People quit Target all the time. I am just happy if they show up and work their final shifts.


----------



## Kartman (Nov 19, 2019)

Times Up said:


> Just be professional and give 2 weeks' notice and work the whole 2 weeks.


ONLY if you want to use them for a future reference AND it won't hurt your potential for being hired at your new gig! No? Just tell them you won't be coming back the next time you check out.


----------



## Ashfromoldsite (Nov 19, 2019)

Kartman said:


> ONLY if you want to use them for a future reference AND it won't hurt your potential for being hired at your new gig! No? Just tell them you won't be coming back the next time you check out.


Target doesn’t respond to reference checks other than start and end date. This does NOT matter.


----------



## Kartman (Nov 19, 2019)

Dos bastardos!!!


----------



## Motorhead (Dec 8, 2019)

tellmeaboutatime said:


> You do not "owe" Target anything, Not two weeks, not your firstborn. 2 weeks is a courtesy. Nothing more, nothing less. Why do people feel so beholden to this company? They would eliminate you in a heartbeat if they needed to.



Agree. even though I gave a one week notice, my ETL said I will be put down as "non-rehireable". I couldn't give a two week notice because I started at my new job in one week.


----------



## BoxCutter (Dec 8, 2019)

Tell the new employer you can start in two weeks because you want to give Target the courtesy of two weeks notice. If they want you right away, do as sbrando7 said, and see about Target cutting you to weekends only for two weeks and your new employer working around it.
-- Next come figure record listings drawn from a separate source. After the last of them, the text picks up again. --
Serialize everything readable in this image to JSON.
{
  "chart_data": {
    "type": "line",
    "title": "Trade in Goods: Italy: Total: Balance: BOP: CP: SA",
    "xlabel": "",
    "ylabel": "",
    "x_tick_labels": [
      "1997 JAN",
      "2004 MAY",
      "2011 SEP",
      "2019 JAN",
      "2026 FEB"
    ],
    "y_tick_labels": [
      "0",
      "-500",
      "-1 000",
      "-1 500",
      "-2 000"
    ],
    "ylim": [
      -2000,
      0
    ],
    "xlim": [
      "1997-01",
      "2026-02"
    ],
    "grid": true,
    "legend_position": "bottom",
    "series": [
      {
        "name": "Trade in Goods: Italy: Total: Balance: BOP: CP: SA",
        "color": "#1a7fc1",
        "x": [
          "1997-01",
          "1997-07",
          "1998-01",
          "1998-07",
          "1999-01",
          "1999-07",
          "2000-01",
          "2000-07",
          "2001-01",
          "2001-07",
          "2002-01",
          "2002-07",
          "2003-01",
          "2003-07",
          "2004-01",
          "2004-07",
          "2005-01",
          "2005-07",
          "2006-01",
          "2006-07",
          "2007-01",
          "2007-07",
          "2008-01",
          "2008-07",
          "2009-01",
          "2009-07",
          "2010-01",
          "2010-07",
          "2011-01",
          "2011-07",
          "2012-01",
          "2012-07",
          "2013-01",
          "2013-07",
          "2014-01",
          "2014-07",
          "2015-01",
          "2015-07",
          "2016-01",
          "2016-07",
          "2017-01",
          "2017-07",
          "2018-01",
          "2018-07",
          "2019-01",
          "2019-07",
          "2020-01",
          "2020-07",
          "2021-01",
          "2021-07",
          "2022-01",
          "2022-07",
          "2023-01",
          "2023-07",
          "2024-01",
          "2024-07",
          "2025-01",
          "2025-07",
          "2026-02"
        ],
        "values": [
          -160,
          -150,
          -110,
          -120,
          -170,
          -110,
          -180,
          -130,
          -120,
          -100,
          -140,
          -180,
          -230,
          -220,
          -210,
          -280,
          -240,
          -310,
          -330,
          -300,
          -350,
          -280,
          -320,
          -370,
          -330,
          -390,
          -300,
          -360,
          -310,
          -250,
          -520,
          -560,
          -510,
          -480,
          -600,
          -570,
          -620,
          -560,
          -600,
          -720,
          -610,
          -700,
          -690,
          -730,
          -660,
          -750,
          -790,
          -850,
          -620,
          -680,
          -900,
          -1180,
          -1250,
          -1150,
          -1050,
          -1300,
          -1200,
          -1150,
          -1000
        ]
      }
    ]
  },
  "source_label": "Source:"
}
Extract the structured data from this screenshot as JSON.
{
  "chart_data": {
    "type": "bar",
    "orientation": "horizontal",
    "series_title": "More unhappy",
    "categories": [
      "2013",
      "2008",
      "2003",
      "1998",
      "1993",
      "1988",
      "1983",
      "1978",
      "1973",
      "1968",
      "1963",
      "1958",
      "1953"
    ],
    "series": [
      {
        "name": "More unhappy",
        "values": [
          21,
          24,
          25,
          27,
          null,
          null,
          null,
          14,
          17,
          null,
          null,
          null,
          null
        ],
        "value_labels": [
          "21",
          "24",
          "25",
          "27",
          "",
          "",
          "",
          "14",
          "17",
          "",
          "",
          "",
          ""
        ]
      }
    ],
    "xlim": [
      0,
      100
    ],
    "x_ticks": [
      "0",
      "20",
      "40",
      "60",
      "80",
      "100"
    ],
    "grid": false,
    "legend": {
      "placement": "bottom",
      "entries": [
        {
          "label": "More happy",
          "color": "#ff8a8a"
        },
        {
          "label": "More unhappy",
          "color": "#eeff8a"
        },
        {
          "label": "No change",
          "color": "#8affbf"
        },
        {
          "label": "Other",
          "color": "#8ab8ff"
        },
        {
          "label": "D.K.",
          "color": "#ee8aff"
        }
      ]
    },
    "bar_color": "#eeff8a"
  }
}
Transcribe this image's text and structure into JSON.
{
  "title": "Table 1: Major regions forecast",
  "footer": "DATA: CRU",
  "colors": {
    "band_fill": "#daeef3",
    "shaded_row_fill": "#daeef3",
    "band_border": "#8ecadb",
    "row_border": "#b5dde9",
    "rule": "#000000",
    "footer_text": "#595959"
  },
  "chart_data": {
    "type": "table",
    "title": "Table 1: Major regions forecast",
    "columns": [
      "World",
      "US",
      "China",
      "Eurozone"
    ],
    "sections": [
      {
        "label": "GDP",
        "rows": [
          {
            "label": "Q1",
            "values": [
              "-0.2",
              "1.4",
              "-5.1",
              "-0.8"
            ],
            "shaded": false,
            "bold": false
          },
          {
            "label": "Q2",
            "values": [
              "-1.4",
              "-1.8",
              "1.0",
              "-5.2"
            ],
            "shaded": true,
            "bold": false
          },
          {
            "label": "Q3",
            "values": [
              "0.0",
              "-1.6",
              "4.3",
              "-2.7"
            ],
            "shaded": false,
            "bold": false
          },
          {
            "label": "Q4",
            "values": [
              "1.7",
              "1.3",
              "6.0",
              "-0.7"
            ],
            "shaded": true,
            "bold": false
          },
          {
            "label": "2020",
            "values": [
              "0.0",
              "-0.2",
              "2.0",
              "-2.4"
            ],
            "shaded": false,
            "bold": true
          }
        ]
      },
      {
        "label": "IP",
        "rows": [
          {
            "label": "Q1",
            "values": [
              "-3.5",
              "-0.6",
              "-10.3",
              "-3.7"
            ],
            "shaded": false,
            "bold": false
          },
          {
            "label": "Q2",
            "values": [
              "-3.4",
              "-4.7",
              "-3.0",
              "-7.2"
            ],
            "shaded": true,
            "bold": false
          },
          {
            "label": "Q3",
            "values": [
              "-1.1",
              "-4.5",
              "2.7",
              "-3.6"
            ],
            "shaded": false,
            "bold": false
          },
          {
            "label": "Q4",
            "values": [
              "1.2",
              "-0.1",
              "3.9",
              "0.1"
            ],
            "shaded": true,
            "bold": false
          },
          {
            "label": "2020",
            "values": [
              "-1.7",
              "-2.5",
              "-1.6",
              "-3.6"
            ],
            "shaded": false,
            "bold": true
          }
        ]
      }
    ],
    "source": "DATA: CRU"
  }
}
If the new employer balks at either of those options, be careful, it could be a red flag of what type of employer they will be. If they can work with either of those options, talk with Target HR, give your notice to them and on Workday, work your scheduled two weeks, and move on. Target may seem like a small bridge to burn at this point in your life but you want to keep all your options open because you never know what the future may hold.

In the end, do what your gut says is right, and good luck with your future!


----------